A ce titre, aucun fonctionnaire ne doit subir les agissements répétés de harcèlement moral qui ont pour objet ou pour effet une dégradation des conditions de travail susceptible de porter atteinte à ses droits et à sa dignité, d'altérer sa santé physique ou mentale ou de compromettre son avenir professionnel.
Il résulte de ces dispositions légales que la situation supportée par un agent lors de sa réintégration peut relever d’une violation de l’Article 6 quinquiès, dès lors que sont réunis trois critères cumulatifs.
- La répétition des agissements de harcèlement, qui suppose la réunion par le fonctionnaire, depuis le commencement du supposé harcèlement, de suffisamment d’éléments témoignant des vexations, dénigrements, propos injurieux, dégradants, agressifs, tels que par exemple les échanges de mail où l’agent alerte le harceleur à propos des comportements qu’il subit, des attestations d’autres agents ou de toute autre personne susceptible de témoigner des difficultés rencontrées, des refus expressément exprimés par le harceleur concernant l’ensemble des demandes formulées…).
- La dégradation de vos conditions de travail tendant à porter atteinte aux droits et à la dignité de l’agent.
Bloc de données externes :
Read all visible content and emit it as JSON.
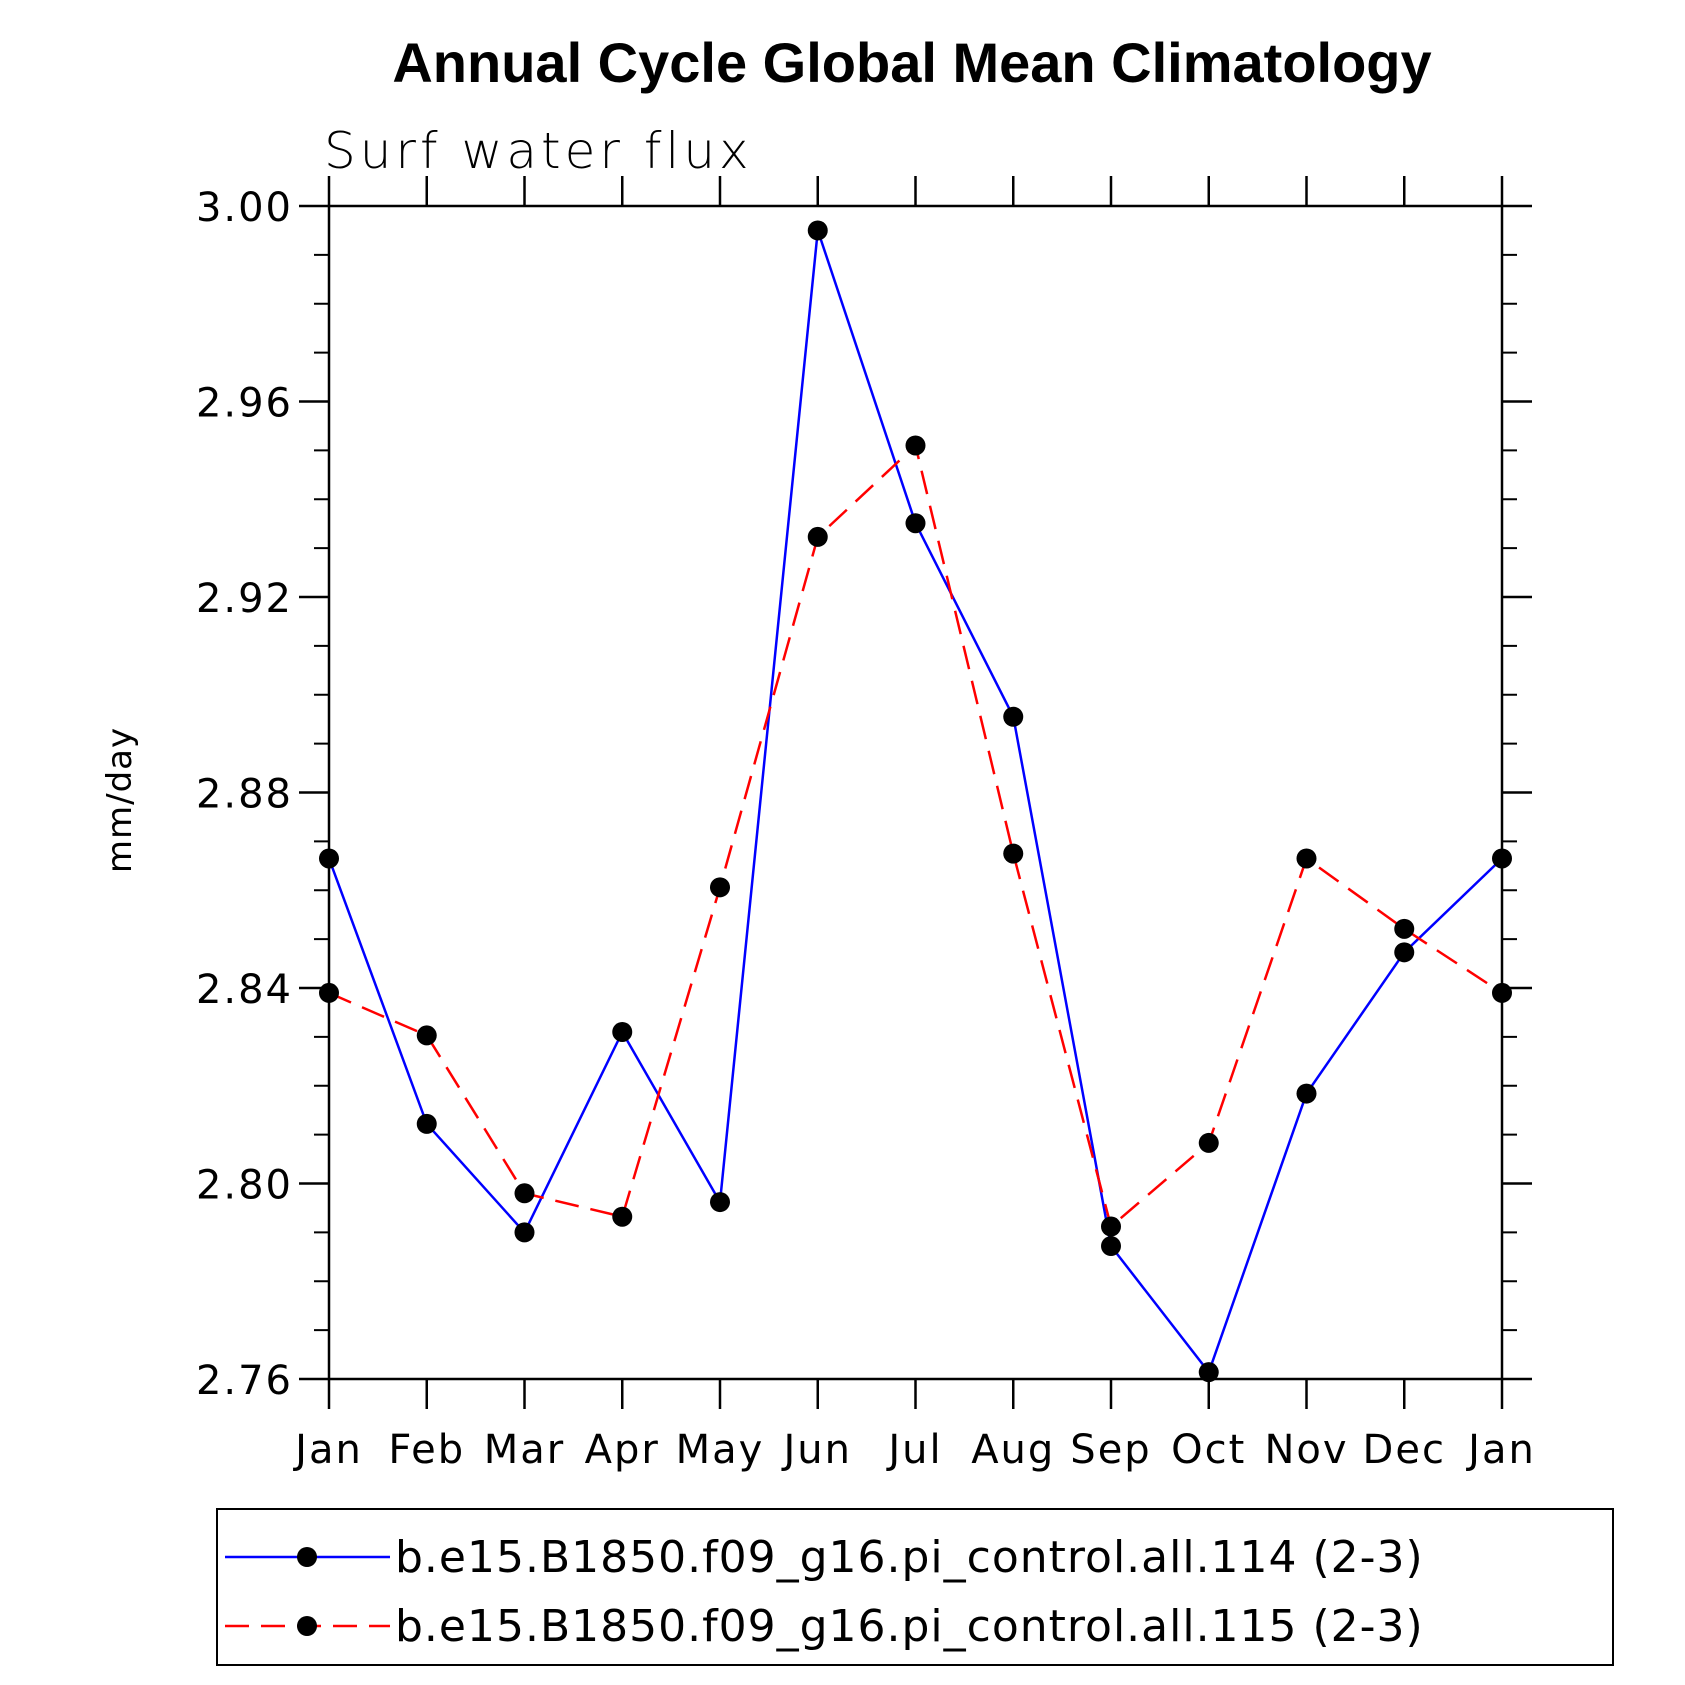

Cette dégradation s’entend par exemple du manque de moyens qui serait systématiquement opposé ce dernier, des tâches subalternes qui lui seraient confiées en violation de son statut, telles que des tâches administratives de bas niveau, du silence de l’administration à chacune de ses demandes, de la gestion défaillante de sa situation professionnelle.
- L’altération de la santé physique ou mentale de l’agent, qui sera établie par l’ensemble des certificats médicaux, prescriptions médicales, arrêts de travail ou encore témoignages de vos proches dès le commencement des faits de harcèlement.
Il est également possible de démontrer que son évolution professionnelle s’est trouvée compromise suite au harcèlement subi.
Si l’ensemble de ces éléments caractérise la situation qui préside à la réintégration du fonctionnaire, il convient alors que ce dernier opère un travail méticuleux de rassemblement de preuves à l’encontre de son harceleur, sans quoi la démonstration du harcèlement moral sera obérée.
Car pour l’heure, le juge administratif précise que pour être qualifié de harcèlement moral, de tels faits répétés doivent excéder les limites de l’exercice normal du pouvoir hiérarchique, ajoutant qu’il appartient à un agent public qui soutient avoir été victime d’agissements constitutifs de harcèlement moral, de soumettre au Juge des éléments de fait susceptibles de faire présumer l’existence d’un tel harcèlement. (TA NÎMES, 14 mai 2013, n°1101445, 1101452, CE, 12 février 2014, n° 352878).
Ainsi, l’aboutissement d’un éventuel recours devant le Juge administratif dépendra de la somme des éléments que l’agent aura la faculté de présenter, qui feront valoir le comportement fautif du harceleur, et partant, de l’administration.